お風呂で「鼻歌」の感覚。歌は本来、リラックスして楽しんで歌うもの。

【本日の磯貝語録】
・顎いっぱい吐かず「鼻の幅」なら歌える。
・歌の効用は、聴いている方も、歌っている方も活き活きしてくる。

【参加者の声】
・「緊張してガチガチで歌うもの」と思っていたが、ゆるめて歌って良いということにびっくりした!
・高い声は、力んだら出ない。普段話しているところと違うところを使ったら、出てしまった!
・意識が、首から背中に響いている事が分ってきた。そこでもっと出したい!

20180602
文責 酒井真理子

美しい日本語の歌(2018.05.19)

講師:磯貝靖洋
助手:田辺加津子・酒井真理子

本日のテーマ:五月にふさわしい日本の歌
(朧月夜、鯉のぼり、わかば)

【準備体操】声出しに向けて
・両親指で顎上げて鼻から息を吸う。歌の息は高い位置に。腹ではなく胸に。
・音は、耳上部の側頭で聴く。
・瞳孔の奥を捉え、開けようとすると、鼻の奥が開く。

【講座内容】
◎詩の文章(日本語)を音読する
・前に向かって言わず、自分に言う。
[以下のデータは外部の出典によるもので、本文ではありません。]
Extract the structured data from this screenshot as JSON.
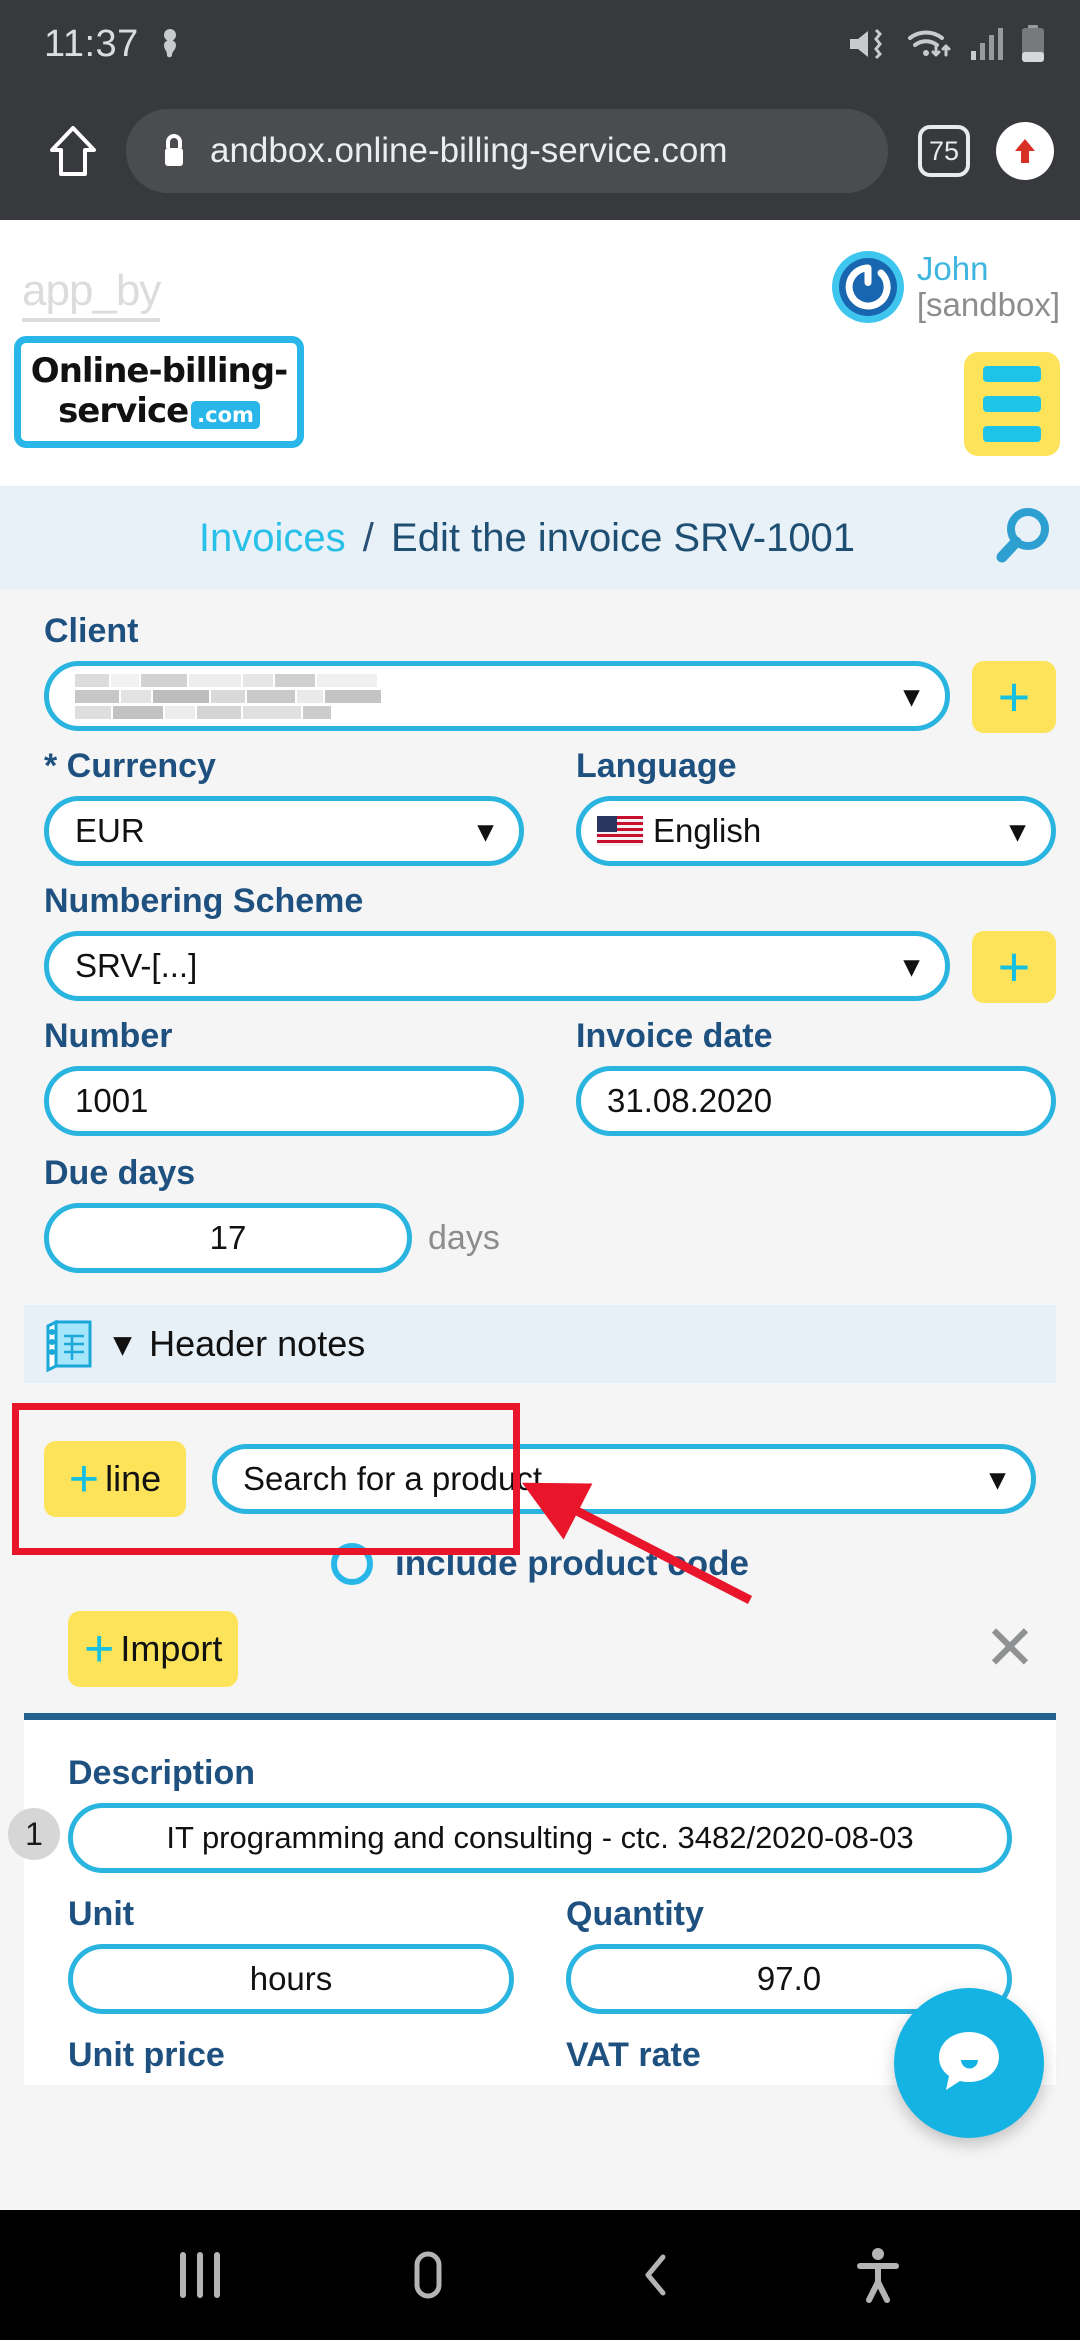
{
  "status_bar": {
    "time": "11:37",
    "icons": [
      "vibrate-muted-icon",
      "wifi-icon",
      "signal-icon",
      "battery-icon"
    ]
  },
  "browser": {
    "home_icon": "home-icon",
    "lock_icon": "lock-icon",
    "url": "andbox.online-billing-service.com",
    "tab_count": "75",
    "update_icon": "upload-arrow-icon"
  },
  "app_header": {
    "watermark": "app_by",
    "logo": {
      "line1": "Online-billing-",
      "line2": "service",
      "tld": ".com"
    },
    "user": {
      "name": "John",
      "environment": "[sandbox]",
      "avatar_icon": "power-icon"
    },
    "menu_icon": "hamburger-menu-icon"
  },
  "breadcrumb": {
    "parent": "Invoices",
    "separator": "/",
    "current": "Edit the invoice SRV-1001",
    "search_icon": "search-icon"
  },
  "form": {
    "client": {
      "label": "Client",
      "value": "",
      "redacted": true,
      "add_label": "+"
    },
    "currency": {
      "label": "* Currency",
      "value": "EUR"
    },
    "language": {
      "label": "Language",
      "value": "English",
      "flag": "us-flag-icon"
    },
    "numbering_scheme": {
      "label": "Numbering Scheme",
      "value": "SRV-[...]",
      "add_label": "+"
    },
    "number": {
      "label": "Number",
      "value": "1001"
    },
    "invoice_date": {
      "label": "Invoice date",
      "value": "31.08.2020"
    },
    "due_days": {
      "label": "Due days",
      "value": "17",
      "suffix": "days"
    },
    "header_notes": {
      "label": "Header notes",
      "icon": "notepad-icon",
      "chevron": "chevron-down-icon"
    }
  },
  "products": {
    "add_line_label": "line",
    "add_line_plus": "+",
    "search_placeholder": "Search for a product",
    "include_product_code": "include product code",
    "import_label": "Import",
    "import_plus": "+",
    "close_icon": "close-icon"
  },
  "line_item": {
    "row_number": "1",
    "description": {
      "label": "Description",
      "value": "IT programming and consulting - ctc. 3482/2020-08-03"
    },
    "unit": {
      "label": "Unit",
      "value": "hours"
    },
    "quantity": {
      "label": "Quantity",
      "value": "97.0"
    },
    "unit_price": {
      "label": "Unit price"
    },
    "vat_rate": {
      "label": "VAT rate"
    }
  },
  "chat": {
    "icon": "chat-bubble-icon"
  },
  "annotation": {
    "highlight": "due-days-field",
    "arrow": "red-arrow"
  },
  "nav_bar": {
    "recents": "recents-icon",
    "home": "home-icon",
    "back": "back-icon",
    "accessibility": "accessibility-icon"
  },
  "colors": {
    "accent_cyan": "#29b6e8",
    "yellow": "#fce35a",
    "navy": "#1f5180",
    "annotation_red": "#e8152b",
    "section_bg": "#e7f0f7"
  }
}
深いところで納得する。
・日本語は「意味」と「音」が一致していないと不自然に聞こえる。

◎課題曲歌唱
♪鯉のぼり(甍の波と~)
・付点のリズムをしっかりやると、景気の良い音楽になる。
・リズムの器用さ。
 ① 自分の手を叩く←→隣の人の手を叩く
 ② 左右足踏み
 ③ ①②を同時に
♪朧月夜
・日本人が好きな風景。ぼんやりしている移行していく景色が好き。
・ワルツステップをしながら歌う。
・リズムとれる。スピード乗れる。メロディーとれる。→歌上手くなる。
♪わかば
・3拍子の指揮。筆で三角形を描くように。
・「戦ぐ=そよぐ(う)」日本語は尻尾が全て母音である。この母音に感情が湧く。
・声を出しやすくする練習:
 ①椅子座位で、つま先を上げて踵で床をグッ、グッ、と押す。
  踵から突っ張って軸をつくる。
 ②二人組で、相手の手を左右交互に引っ張り合う。相手が歌いやすい様に引っ張る。

美しい日本語の歌講座風景

【担当助手感想】
全員でまたは二人組で、リズムに合わせて、手を引き合う、手拍子をするとなぜか歌えてしまう。
他の人に、力を借りたり貸したりすることで起こる「化学反応」が楽しい。

【本日の磯貝語録】
音楽は自力でやる部分もあるが、他の何かから力をもらい、出来てしまったり、良くなることがある。

【参加者の声】
・二人で手を引き合って歌った時、自分の中で広がりを感じた。高音も楽に出た。
・足を動かしたりしてリズムが活き活きしていた。躍動感があった。
・踵立ちで歌うと、ブレた声が落ち着き、安心した。